On a multiplié les faux procès contre cette législation. On a dit qu'elle obéissait aux pressions du "lobby arménien", oubliant qu'il s'agit d'un peuple assassiné qui mène depuis presque cent ans dans les différents pays où il a été éparpillé une bataille inégale pour la justice et la vérité. Comment ose-t-on renvoyer dos à dos bourreaux et victimes?? comment peut-on peser au même trébuchet les moyens dérisoires du monde associatif arménien avec les pouvoirs exorbitants de la 16e puissance économique planétaire, pièce maîtresse de l'OTAN?? On a eu le culot de prétendre que les Arméniens recherchaient une "sanctuarisation" dans la République avec un usage abusif du mot " génocide " qui disposerait "d'une aura magique". Mais on s'est bien gardé de rappeler que Raphael Lemkin a précisément inventé ce concept à la lumière des événements de 1915. On s'est complu à répéter dans différents médias que la "France n'est pour rien dans cette affaire". Mais on a veillé à occulter ses interventions permanentes et ses engagements en faveur des victimes tout au long du XIXe et au début du XXe siècle.

Quelle est cette idéologie professée de nos jours par des républicains proclamés qui voudraient que le pays limite son horizon politique au tracé de ses frontières et qui ne lui reconnaît aucune légitimité hors de son pré carré?? N'est-ce pas pourtant la moindre des choses que la France qui n'a pas pu empêcher le génocide, parce qu'elle était elle-même en guerre à l'époque, s'emploie au moins à en entraver la négation, aujourd'hui qu'elle est en paix ? N'est-ce pas là une manière d'assumer ses responsabilités "historiques" ?

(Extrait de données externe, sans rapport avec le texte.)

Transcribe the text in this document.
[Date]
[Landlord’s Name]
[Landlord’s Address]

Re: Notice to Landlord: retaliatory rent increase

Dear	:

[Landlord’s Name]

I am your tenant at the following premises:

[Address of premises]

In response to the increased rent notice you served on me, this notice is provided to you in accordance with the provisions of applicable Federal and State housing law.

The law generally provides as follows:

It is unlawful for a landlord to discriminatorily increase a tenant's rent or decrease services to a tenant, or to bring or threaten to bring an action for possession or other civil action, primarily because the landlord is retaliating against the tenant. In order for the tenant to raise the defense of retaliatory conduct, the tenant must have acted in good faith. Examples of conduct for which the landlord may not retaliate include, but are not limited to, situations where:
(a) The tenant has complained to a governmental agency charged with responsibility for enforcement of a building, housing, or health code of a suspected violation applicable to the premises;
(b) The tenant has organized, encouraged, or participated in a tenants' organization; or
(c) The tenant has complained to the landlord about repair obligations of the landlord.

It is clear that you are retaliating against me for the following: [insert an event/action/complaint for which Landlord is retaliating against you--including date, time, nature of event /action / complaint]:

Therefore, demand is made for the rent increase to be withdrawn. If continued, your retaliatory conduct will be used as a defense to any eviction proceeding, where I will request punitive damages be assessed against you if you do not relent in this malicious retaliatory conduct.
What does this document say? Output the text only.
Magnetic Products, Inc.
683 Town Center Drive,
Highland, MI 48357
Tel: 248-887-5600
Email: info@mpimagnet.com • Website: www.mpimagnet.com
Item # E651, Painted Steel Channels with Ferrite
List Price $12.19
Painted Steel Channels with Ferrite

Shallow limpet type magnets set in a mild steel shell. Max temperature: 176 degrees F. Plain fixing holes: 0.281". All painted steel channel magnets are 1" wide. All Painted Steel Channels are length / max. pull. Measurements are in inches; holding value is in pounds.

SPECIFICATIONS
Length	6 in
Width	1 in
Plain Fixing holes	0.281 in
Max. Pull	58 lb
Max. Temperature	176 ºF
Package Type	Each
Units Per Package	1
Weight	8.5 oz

Enfin et pour conclure, en votant pour la transposition de cette décision-cadre de l'Europe, les députés n'ont en rien interdit le travail des historiens. Ne sera en effet réprimée, à l'appréciation du juge, que la "négation outrancière des génocides reconnus par la loi", à savoir la propagande malveillante et non les études effectuées selon les critères déontologiques de la profession. Pourquoi alors cet acharnement, cette hargne à priver la vérité de tout moyen légal de défense face aux pressions délirantes d'un Etat menaçant qui s'est construit sur la négation du crime et qui a fait de ce déni une priorité de sa politique étrangère?? Cette rage constatée dans différentes prises de position n'est-elle pas révélatrice de la mauvaise conscience de certaines de nos élites franco-françaises, qui enfermée dans leur ethnocentrisme se sont toujours souciés comme d'une guigne du premier génocide du XXe siècle?? Un gotha intellectuel aujourd'hui rattrapé par une histoire globale, en phase avec la mondialisation, et qui ne supporte pas de voir ses manquements étalés au grand jour. Car enfin, si on parle de cette tragédie jusqu'à peu totalement inconnue en France, ce n'est certainement pas grâce aux lobbyistes de "liberté pour l'histoire" venus une fois de plus s'offrir en rempart au négationnisme de l'Etat turc.